In December, a New York appellate court held that Daniel should be allowed supervised visitation after his parole expires this summer. But the court also upheld, in the name of “the best interest of the children”, the trial court’s order that Daniel not discuss with the children “any issues pertaining to his religion”. ...He lists some outrageous examples of free speech violations, but my own court case is even more outrageous than any of them.
In fact, a wide range of parental speech has been prohibited by family courts, all in the name of the child’s supposed best interests. One parent was enjoined from making any racial slurs in a child’s presence. Another parent whose ex was a lesbian was ordered to “make sure that there is nothing in the religious upbringing or teaching that the minor child is exposed to that can be considered homophobic”. A different court barred a father from taking his children to “any social, religious or educational functions sponsored by or which otherwise promote homosexual lifestyle”.

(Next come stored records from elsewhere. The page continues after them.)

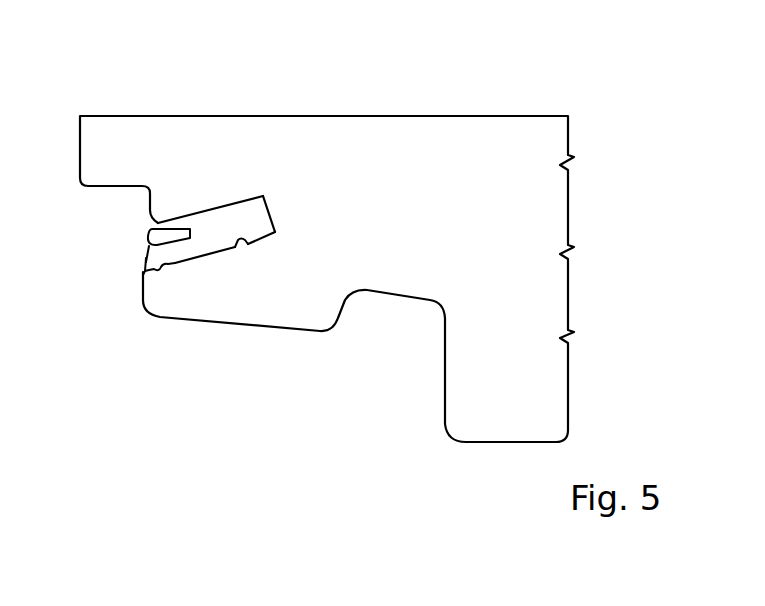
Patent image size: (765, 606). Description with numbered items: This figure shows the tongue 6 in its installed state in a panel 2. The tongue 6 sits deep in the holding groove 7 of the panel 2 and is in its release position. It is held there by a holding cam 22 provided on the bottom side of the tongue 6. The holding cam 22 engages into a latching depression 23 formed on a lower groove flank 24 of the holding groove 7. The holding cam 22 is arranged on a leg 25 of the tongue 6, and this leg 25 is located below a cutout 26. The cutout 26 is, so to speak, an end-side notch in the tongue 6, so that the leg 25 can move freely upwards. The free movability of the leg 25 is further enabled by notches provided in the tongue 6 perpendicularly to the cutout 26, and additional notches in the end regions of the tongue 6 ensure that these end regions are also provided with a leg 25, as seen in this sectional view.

The panel 2 is at (510, 132).
The tongue 6 is at (240, 212).
The holding groove 7 is at (277, 230).
The holding cam 22 is at (148, 258).
The latching depression 23 is at (168, 270).
The lower groove flank 24 is at (246, 242).
The leg 25 is at (145, 262).
The cutout 26 is at (160, 245).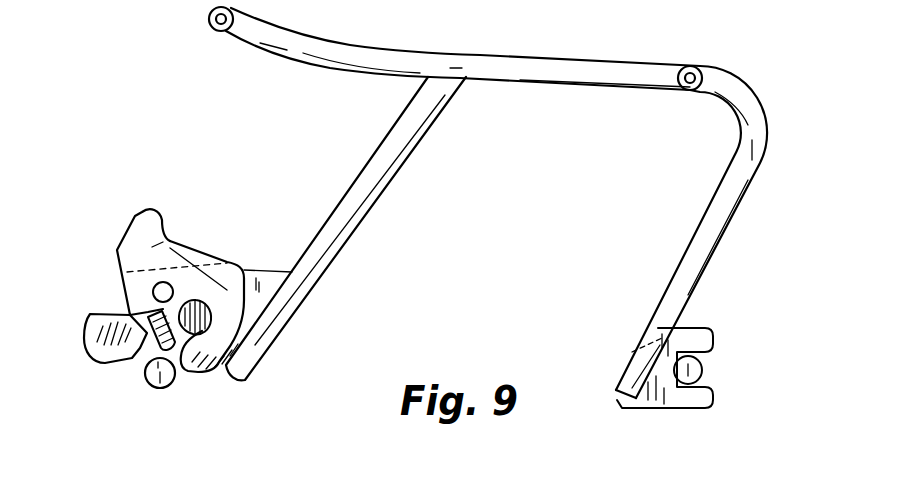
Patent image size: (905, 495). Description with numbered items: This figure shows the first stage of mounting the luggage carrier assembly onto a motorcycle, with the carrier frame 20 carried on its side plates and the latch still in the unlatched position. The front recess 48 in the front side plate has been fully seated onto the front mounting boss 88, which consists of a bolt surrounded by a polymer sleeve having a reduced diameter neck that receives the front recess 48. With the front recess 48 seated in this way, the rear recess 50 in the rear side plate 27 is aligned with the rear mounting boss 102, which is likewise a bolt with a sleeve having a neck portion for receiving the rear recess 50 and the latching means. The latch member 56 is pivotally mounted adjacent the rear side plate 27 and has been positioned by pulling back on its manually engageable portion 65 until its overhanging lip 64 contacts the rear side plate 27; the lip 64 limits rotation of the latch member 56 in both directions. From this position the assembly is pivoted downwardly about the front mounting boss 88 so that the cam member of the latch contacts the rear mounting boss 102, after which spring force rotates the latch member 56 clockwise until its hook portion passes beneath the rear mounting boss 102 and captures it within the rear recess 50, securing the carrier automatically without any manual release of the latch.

The frame assembly 20 is at (743, 71).
The rear side plate 27 is at (95, 312).
The front recess 48 is at (715, 355).
The rear recess 50 is at (140, 357).
The latch member 56 is at (240, 264).
The overhanging lip 64 is at (135, 271).
The manually engageable portion 65 is at (148, 209).
The front mounting boss 88 is at (688, 370).
The rear mounting boss 102 is at (162, 388).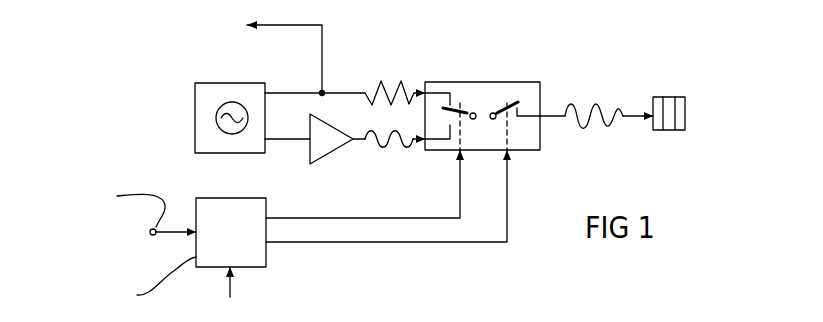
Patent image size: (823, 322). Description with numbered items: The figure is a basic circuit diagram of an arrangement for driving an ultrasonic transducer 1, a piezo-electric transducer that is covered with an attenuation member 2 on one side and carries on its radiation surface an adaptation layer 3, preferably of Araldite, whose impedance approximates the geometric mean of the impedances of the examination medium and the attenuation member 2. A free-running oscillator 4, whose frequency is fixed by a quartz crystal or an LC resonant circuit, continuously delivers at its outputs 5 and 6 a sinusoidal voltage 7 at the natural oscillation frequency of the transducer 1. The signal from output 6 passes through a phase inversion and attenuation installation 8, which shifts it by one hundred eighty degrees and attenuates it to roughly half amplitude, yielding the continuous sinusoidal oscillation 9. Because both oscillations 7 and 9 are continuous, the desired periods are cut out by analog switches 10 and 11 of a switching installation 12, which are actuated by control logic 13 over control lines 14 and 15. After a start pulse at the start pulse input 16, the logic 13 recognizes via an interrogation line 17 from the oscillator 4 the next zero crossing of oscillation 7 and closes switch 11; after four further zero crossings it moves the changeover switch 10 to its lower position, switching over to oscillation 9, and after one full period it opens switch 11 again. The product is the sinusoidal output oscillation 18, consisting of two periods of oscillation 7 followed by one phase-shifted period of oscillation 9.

The ultrasonic transducer 1 is at (669, 97).
The attenuation member 2 is at (659, 97).
The n·λ/4 adaptation layer 3 is at (682, 131).
The oscillator 4 is at (195, 120).
The output of oscillator 5 is at (282, 93).
The output of oscillator 6 is at (292, 141).
The sinusoidal voltage 7 is at (368, 92).
The phase inversion and attenuation installation 8 is at (322, 158).
The sinusoidal oscillation 9 is at (375, 147).
The analog changeover switch 10 is at (461, 111).
The analog switch 11 is at (512, 102).
The switching installation 12 is at (521, 151).
The control logic 13 is at (262, 210).
The control line 14 is at (349, 218).
The control line 15 is at (349, 244).
The start pulse input 16 is at (171, 245).
The interrogation line 17 is at (306, 24).
The sinusoidal output oscillation 18 is at (589, 100).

Commissioner Irwin Joseph held me in contempt of court for quoting testimony that was given against me in open court.
Psychologist Kenneth Perlmutter recommended that I be reduced to two hours of supervised visitation per month with my kids because of the possibility that I might tell them that I was falsely accused of abuse. He agreed that the accusations were unfounded, but argued that my kids might find that information upsetting.
Cmr. Joseph ordered Perlmutter's recommendations without any due process. I would quote the sections in Perlmutter's report, but Cmr. Joseph has ordered me not to show it to anyone, not even my own lawyer.
There is no way to reconcile these free speech abridgments with the US Supreme Court precedents. Sooner or later, all these orders will be found unconstitutional.